At what pts. on the surface $z = x^{2}y + y^{2}x + 3x$ is the tangent plane parallel to the $xy$-plane?
So first I define a function $F(x, y, z) = x^{2}y + y^{2}x + 3x – z$ which has gradient $grad F = (2xy + y^2 + 3, x^{2} + 2yx, -1)$. So the equation of our tangent plane is: $(2xy + y^{2} + 3)(x – x_{0}) + (x^{2} + 2yx)(y – y_{0}) – (z – z_{0}) = 0$.
So we get as a normal line:
$r(t) = (x_{0} + (2x_{0}y_{0} + y_{0}^{2} + 3)t, y_{0} + (x_{0}^{2} +2y_{0}x_{0})t, z_{0} – t)$.

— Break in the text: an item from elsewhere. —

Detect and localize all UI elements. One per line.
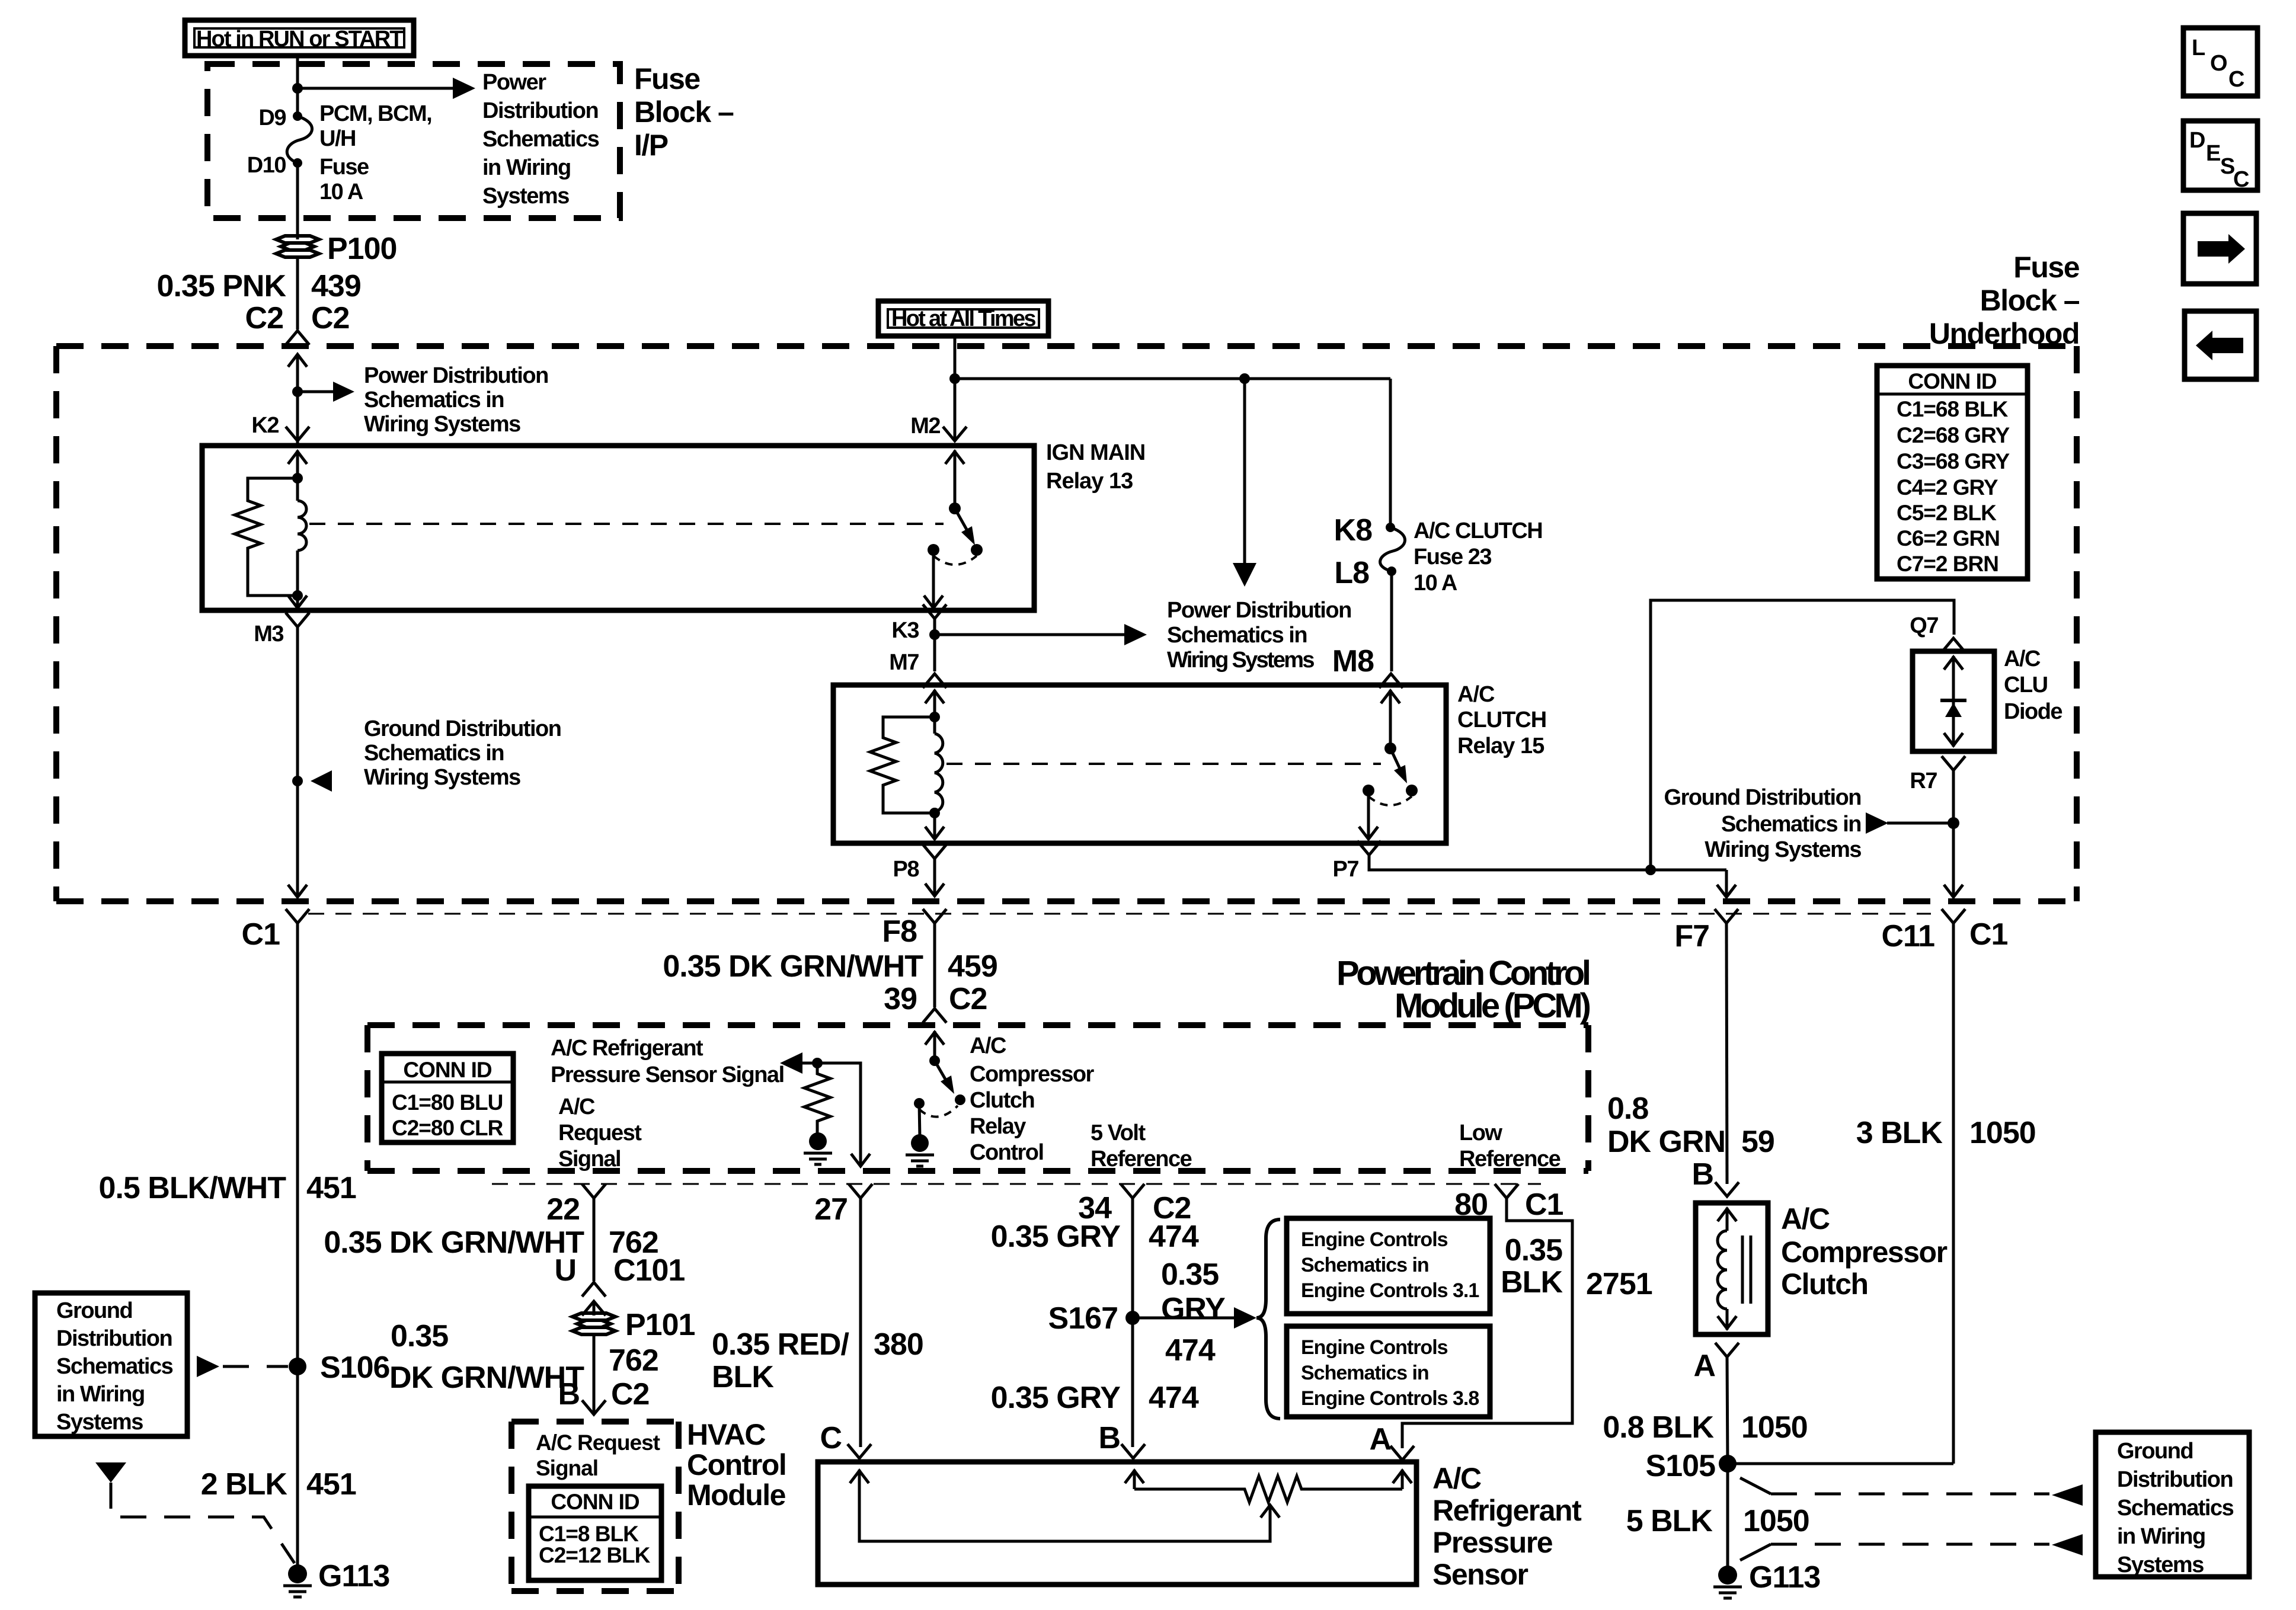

Now I know two planes are parallel if their normal lines are parallel, but I'm not quite sure how to complete the problem.
Best Answer
If the tangent plane to the surface defined by $f(x,y,z) = 0$ with $f(x,y,z) = x^2y+y^2x+3x-z$ at the point $P = (x,y,z)$ is parallel to the $xy$ plane, then its normal line must be parallel to the vector $\vec{a} = <0,0,1>$. But $\vec{n} = \nabla{f}= <2xy+y^2+3, x^2+2xy, -1>$. Thus we must have: $2xy+y^2+3 = 0 = x^2+2xy$. Observe that $x \neq 0$ since $y^2+3 > 0$. Thus: $x(x+2y) = 0 \implies x = -2y\implies -4y^2+y^2+3 = 0\implies y^2 = 1 \implies y = \pm 1\implies x = \mp 2$. Thus the points are $(2,-1,4), (-2,1,-4)$.